Doch bald war die zuweilen ins Sektiererische abdriftende Neue-Musik-Szene für Pernes nicht mehr spannend. Als Schüler des legendären Wiener Klaviermeisters Bruno Seidlhofer war er auch ein glänzender Pianist, der sich über Jahre hin den Möglichkeiten des Jazz widmete. Er spielte Schönbergs Klavierstücke ebenso, wie er über Bluesfragmente improvisieren konnte. Das hat auf seine eigene Musik abgefärbt.
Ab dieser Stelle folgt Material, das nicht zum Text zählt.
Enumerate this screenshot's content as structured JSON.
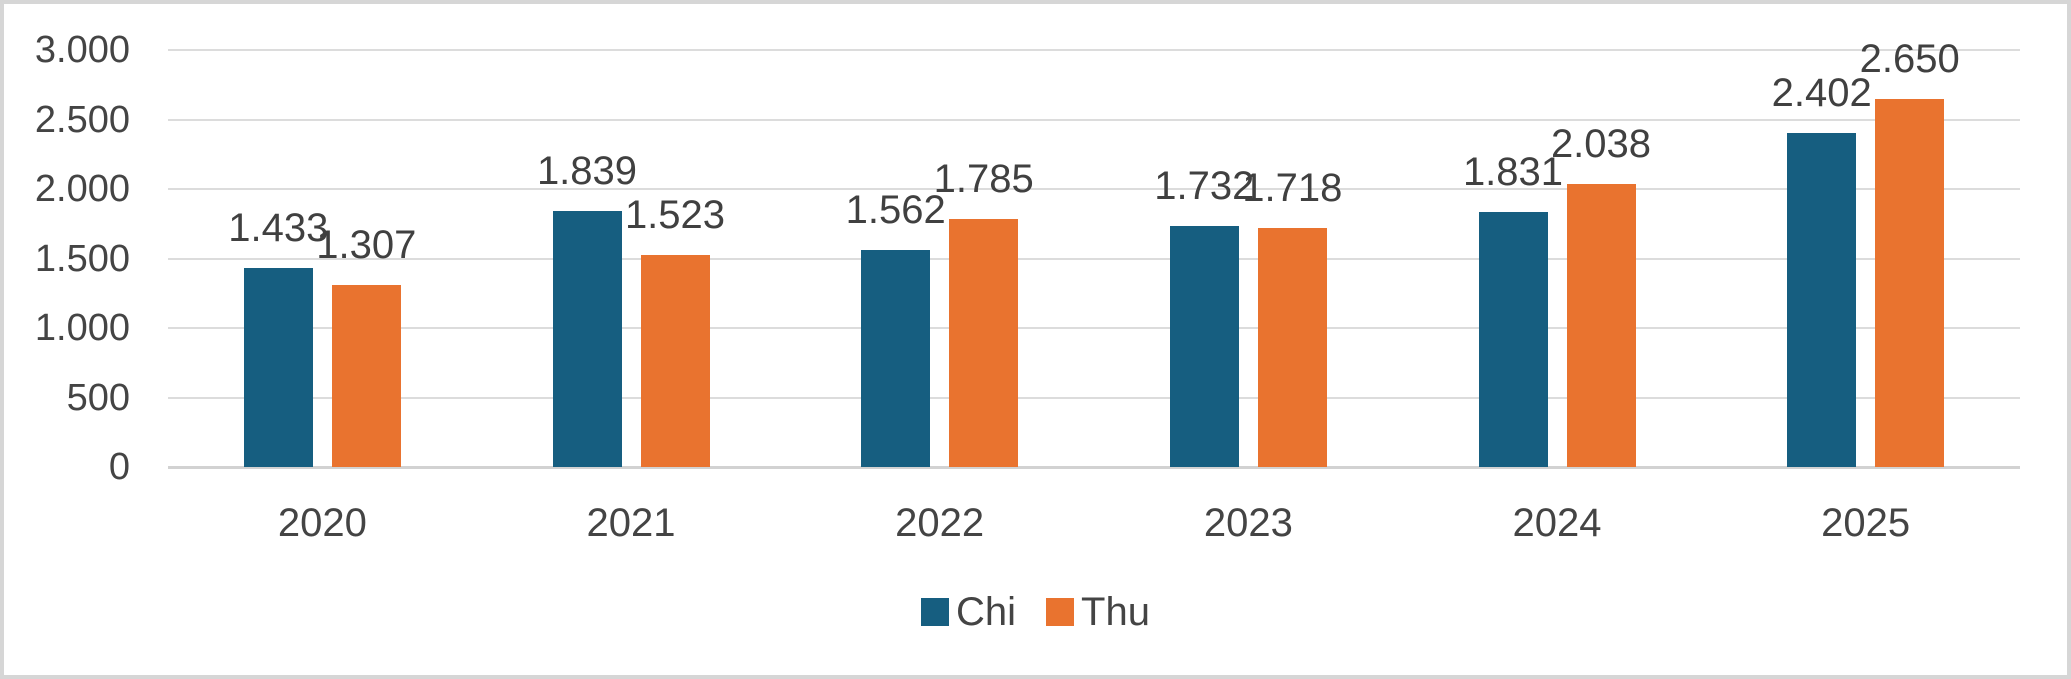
{
  "chart_data": {
    "type": "bar",
    "title": "",
    "categories": [
      "2020",
      "2021",
      "2022",
      "2023",
      "2024",
      "2025"
    ],
    "series": [
      {
        "name": "Chi",
        "color": "#165E80",
        "values": [
          1433,
          1839,
          1562,
          1732,
          1831,
          2402
        ],
        "data_labels": [
          "1.433",
          "1.839",
          "1.562",
          "1.732",
          "1.831",
          "2.402"
        ]
      },
      {
        "name": "Thu",
        "color": "#E9732F",
        "values": [
          1307,
          1523,
          1785,
          1718,
          2038,
          2650
        ],
        "data_labels": [
          "1.307",
          "1.523",
          "1.785",
          "1.718",
          "2.038",
          "2.650"
        ]
      }
    ],
    "y_axis": {
      "min": 0,
      "max": 3000,
      "step": 500,
      "tick_labels": [
        "0",
        "500",
        "1.000",
        "1.500",
        "2.000",
        "2.500",
        "3.000"
      ]
    },
    "x_axis": {
      "tick_labels": [
        "2020",
        "2021",
        "2022",
        "2023",
        "2024",
        "2025"
      ]
    },
    "legend": {
      "position": "bottom",
      "entries": [
        {
          "label": "Chi",
          "color": "#165E80"
        },
        {
          "label": "Thu",
          "color": "#E9732F"
        }
      ]
    },
    "grid": true,
    "number_format": "thousands-dot",
    "colors": {
      "gridline": "#DCDCDC",
      "axis_line": "#D2D2D2",
      "text": "#444444",
      "background": "#FFFFFF",
      "frame_border": "#D6D6D6"
    }
  }
}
Dass er neue Wege suchte, katapultierte Pernes eine Zeitlang ins Out; zumindest aus der Sicht mancher Kommentatoren, die alle Verstöße gegen die Linientreue mit Verachtung ahndeten. „Für mich“, erinnert sich Pernes an seine stilistischen Landnahmen in den Achtzigerjahren, „war irgendwann einmal auch die Volksmusik interessant. Das hat zu lustigen Missverständnissen geführt.“ Vor allem bei den Ausseer Musikanten, die er einst fragte, ob sie Lust hätten, mit ihm ein Projekt in der Wiener Staatsoper zu realisieren: „Die haben mich angeschaut, als ob ich vom Mond käme.“

 

Ausseerländler in der Staatsoper

Tatsächlich hat es die kühne Verquickung von avantgardistischer Ästhetik mit Ländlern und Zwiefachen dann gegeben: 1984 kam „Alpenglüh'n“ heraus – ein bemerkenswerter Sprengsatz zweier junger Künstler: Zur Musik von Pernes schuf Bernd Bienert damals eine richtungsweisende Choreografie. Das war nach der Uraufführung des Streichquartetts im Jahr 1976 im Wiener Konzerthaus der zweite große Startpunkt in Pernes' Laufbahn. „Alpenglüh'n“ wies die Richtung in die Gefilde eines Musiktheaters, das alle herkömmlichen Formen hinter sich lassen sollte. Lehrmeister Haubenstock-Ramati hatte die Spuren zwei Jahrzehnte zuvor mit der Kafka-Oper „Amerika“ vorgezeichnet. Pernes nennt ihn stets als Leitbild – und hat vor allem die Neigung zur kühnen Fantasie geerbt: Dass ein Stück im Musikverein – ohne Bühne – aufgeführt wird, heißt keineswegs, dass die Ausführenden (Peter Keuschnig und seine „Kontrapunkte“) nicht so agieren sollten, dass die Hörer Lust bekommen, ihre eigene, imaginäre Szenerie zu entwerfen.

 

Schubert auf den Spuren

Jüngst hatte, apropos Landnahme, im Konzerthaus eine ganz spezielle Pernes-Aneignung Premiere: „Es gibt eine von Franz Schubert skizzierte Szene aus dem ,Faust‘, die Szene im Dom, die ich für großes Orchester und Solisten instrumentiert habe. Schubert hat an vielen Stellen angemerkt, welche Klangfarben er sich wünscht. Es war für mich ein herrliches Erlebnis, in diese Welt einzudringen und zu versuchen, aus diesen Momentaufnahmen ein stimmiges Ganzes zu entwickeln.“

Uraufführung: „Die Humanisten“ (nach Ernst Jandl), „Erinnerung“ (auf Gedichte von Ingeborg Bachmann). Ensemble Kontrapunkte. Peter Keuschnig. Musikverein, Magna Auditorium, 23. November, 19.30 Uhr.